7.) In RELATIVE processing of external files, READ with the POS= clause and the REC= clause can be intermixed; however, this is not encouraged.
8.) In KEYED processing of internal files, READ with and without the KEY= clause can be intermixed. Without the KEY= clause, READ inputs the next record in KEY sequence. If no KEYED I/O operations have been performed, the pointer is initially positioned at the start of the index file.
9.) If the file is opened for KEYED processing, but READ statements do not specify a KEY or SEARCH clause, the file is read in ascending order by key field. This technique is sometimes called read-sequential-by-key.
10.) If duplicate keys are allowed, both types of READ (with and without KEY= clauses) should be used to exhaust all possible records with the duplicate key. READ with a KEY= or SEARCH= clause will always return the first record with the matching key; a duplicate key, if it exists, would appear sequentially after this key.
11.) The NOKEY error condition traps errors that occur when there is no match for the specified key. Such an error will occur if the record has been deleted, if it was never written, or if it was written without this index file being open.
12.) When OPTION INVP is in effect, the normal input of commas and periods is interchanged in PIC, N, NZ, G and GZ format specifications to produce European-style numbers. See the OPTION statement for details.
13.) An untrapped error is an error which occurs but is not addressed by a coded error condition (either in an ON statement or at the end of a program line). Business Rules proccesses certain untrapped errors specifically in READ file statements in the following situations:
  • After a READ statement has successfully filled the input buffer, and
  • During the process of converting data according to a specified FORM statement.

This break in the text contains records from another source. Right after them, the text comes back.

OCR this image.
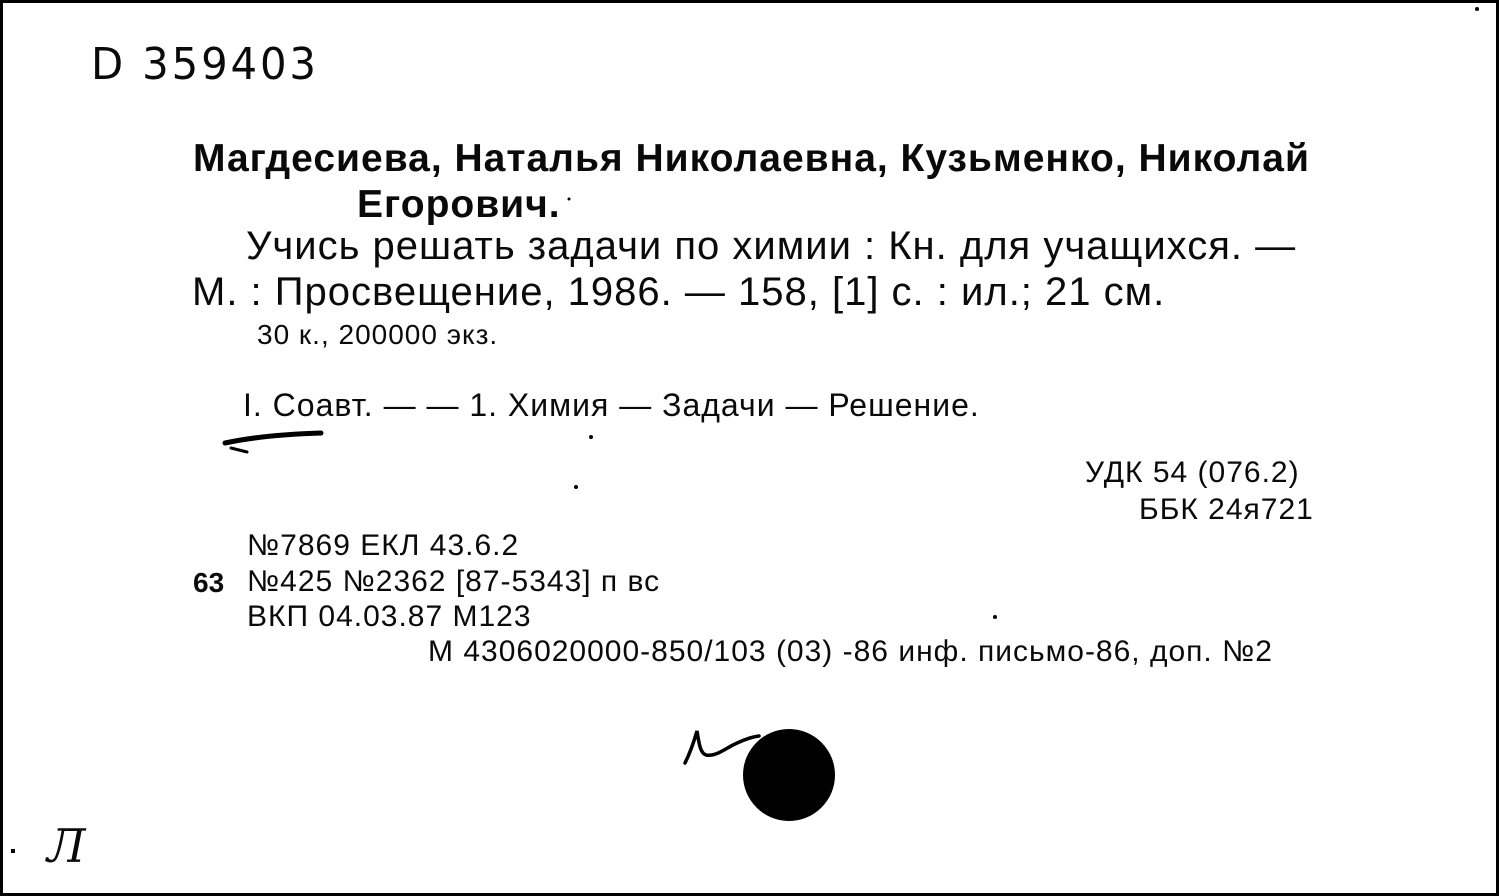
D 359403
Магдесиева, Наталья Николаевна, Кузьменко, Николай
Егорович.
Учись решать задачи по химии : Кн. для учащихся. —
М. : Просвещение, 1986. — 158, [1] с. : ил.; 21 см.
30 к., 200000 экз.
I. Соавт. — — 1. Химия — Задачи — Решение.
УДК 54 (076.2)
ББК 24я721
№7869 ЕКЛ 43.6.2
63 №425 №2362 [87-5343] п вс
ВКП 04.03.87 М123
М 4306020000-850/103 (03) -86 инф. письмо-86, доп. №2
Л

When the situation fits these requirements, the following will apply:

  1. The computer will beep and wait for operator response.
  2. A READ statement which encounters an untrapped conversion error is deemed unsuccessful and the system acts as if the READ had not been attempted except that the value of CNT is set and variables processed prior to the error are assigned new values.
  3. Subsequent REREAD statements are not allowed because the READ statement was not successful. Similarly, subsequent DELETE statements are not allowed unless a KEY= or REC= clause is used, and subsequent REWRITE statements are not allowed unless a KEY=, REC= or POS= clause is used.
  4. The record is not locked.
  5. The next sequential READ statement will read this same record again.
  6. The file pointer is positioned wherever it was before the error-causing READ statement.
  7. The REC(n) function will not return the record number of the bad record (instead, it returns the number of the last successfully processed record, however far back that may be).

The types of errors which will enact this special processing include conversion (CONV) errors, string overflow (SOFLOW) errors, trying to read past end of record (0714), and illegal format specification in FORM statement (0816) errors.

14.) Business Rules! processing for trapped errors on a READ file statement are as follows:
  • A READ statement which encounters a trapped conversion error is deemed successful.
  • Subsequent REREAD, DELETE or REWRITE statements are allowed on the record just read.
  • The record is locked if record locking was requested (either explicitly or by default).
  • The next READ statement reads the next record.
  • The REC(n) function returns the record number of the bad record (which is considered the last record successfully processed in the trapped case).
15.) When a short record is encountered while reading EXTERNAL files, error 4271 is produced as before. But now the data that was read is available in the buffer to be accessed with a REREAD. CNT tells how many bytes were actually read. The remainder of the input buffer is set to binary zero. Subsequent read attempts now yield an EOF error (4270) instead of additional 4271 errors.